W tej drugiej wsi zatrzymali się na nocleg. Gościnę znaleźli u kapłana maleńkiej kapliczki boga Nabu. Im bliżej bowiem do miasta Borsippa, tym kult tego boga był coraz bardziej powszechny. Kapłan miał trochę więcej wiadomości. Wyjaśnił przybyszom, że w Babilonie wybuchło powstanie, wywołane zabójstwem jakiegoś możnego pana. Przez dwa dni w mieście i pod miastem trwały walki z oddziałami perskimi, które w końcu rozproszone, ratowały się ucieczką bądź w stronę Sippar, gdzie rezydował satrapa perski, bądź w stronę Borsippy, gdzie, według słów kapłana, na razie panował zupełny spokój.

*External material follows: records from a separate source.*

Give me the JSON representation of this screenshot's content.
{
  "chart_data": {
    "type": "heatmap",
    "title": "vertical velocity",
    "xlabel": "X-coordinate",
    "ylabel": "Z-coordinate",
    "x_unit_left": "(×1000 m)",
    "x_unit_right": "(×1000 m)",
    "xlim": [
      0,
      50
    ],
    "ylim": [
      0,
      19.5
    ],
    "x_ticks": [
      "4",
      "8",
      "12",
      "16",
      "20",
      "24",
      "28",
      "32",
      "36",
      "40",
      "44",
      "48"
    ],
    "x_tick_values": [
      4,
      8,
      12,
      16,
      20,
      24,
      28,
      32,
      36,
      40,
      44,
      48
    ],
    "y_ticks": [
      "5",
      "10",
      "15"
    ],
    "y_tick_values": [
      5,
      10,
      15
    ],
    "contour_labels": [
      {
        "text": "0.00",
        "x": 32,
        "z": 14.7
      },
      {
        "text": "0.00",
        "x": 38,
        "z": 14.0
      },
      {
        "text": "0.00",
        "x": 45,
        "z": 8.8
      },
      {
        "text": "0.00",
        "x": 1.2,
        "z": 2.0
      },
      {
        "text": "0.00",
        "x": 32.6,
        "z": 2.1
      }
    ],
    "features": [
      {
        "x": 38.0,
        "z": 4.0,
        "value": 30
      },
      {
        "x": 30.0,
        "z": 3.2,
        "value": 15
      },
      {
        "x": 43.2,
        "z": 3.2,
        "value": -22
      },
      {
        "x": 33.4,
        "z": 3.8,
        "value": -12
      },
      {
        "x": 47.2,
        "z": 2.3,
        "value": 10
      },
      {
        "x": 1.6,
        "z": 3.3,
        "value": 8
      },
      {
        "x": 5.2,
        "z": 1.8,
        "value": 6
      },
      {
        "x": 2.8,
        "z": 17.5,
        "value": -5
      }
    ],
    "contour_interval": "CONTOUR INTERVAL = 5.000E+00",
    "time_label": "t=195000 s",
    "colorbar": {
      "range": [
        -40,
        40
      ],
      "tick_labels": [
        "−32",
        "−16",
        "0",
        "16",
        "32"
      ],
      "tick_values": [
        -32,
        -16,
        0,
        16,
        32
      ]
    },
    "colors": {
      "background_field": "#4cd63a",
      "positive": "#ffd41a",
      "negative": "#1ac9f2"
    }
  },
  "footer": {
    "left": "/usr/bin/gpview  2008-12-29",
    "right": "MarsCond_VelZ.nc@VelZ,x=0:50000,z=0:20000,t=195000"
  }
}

– A co dzieje się teraz w Babilonie? – zapytał Ubartu, słowem nie zdradzając kapłanowi kim są.
– Nie wiem. Nikt od nas ze wsi ani nikt z Borsippy nie był w Babilonie. Drogi są zbyt niebezpieczne, aby wyruszyć w po-
dróż. Wam także nie radzę udawać się do Uruk. Raczej przeczekajcie, aż się sytuacja wyjaśni.
– Ale, do Borsippy dojdziemy?
– Tak. W pół dnia marszu. W tych okolicach, z boku od głównego traktu, panuje spokój. Dowódca wojsk perskich stacjonujących w Borsippie rozesłał wszędzie patrole, które wyłapały wałęsających się żołnierzy perskich i sprowadziły ich do miasta
– W ten sposób powiększył swoje siły – zauważył Ubartu.
– To prawda – zgodził się kapłan – ale jednocześnie to posunięcie przywróciło spokój całej okolicy. U nas był wczoraj jeden z patroli.
– Nie rabowali?
– Rabują tylko uciekinierzy z Babilonu, a także miejscowe łotrzyki, korzystając z okazji. Naturalnie temu patrolowi trzeba było dać jeść i pić, a także kilka szekli na powrotną drogę, ale zachowywali się dość przyzwoicie. Tylko ITannanu zabrali tłustego barana.
– A w Borsippie spokój?
– Nie słyszałem, aby tam się coś działo.
– Bramy miasta są otwarte?
– Jeszcze wczoraj były otwarte. Zamykają je przed zmierzchem i stale są obsadzone Persami. Ich patrole – przeczesują miasto.
– Innych wojsk perskich nie ma w pobliżu?
– Nikt o nich nie słyszał i nikt ich nie widział. Jeżeli są, to najbliżej w Uruk.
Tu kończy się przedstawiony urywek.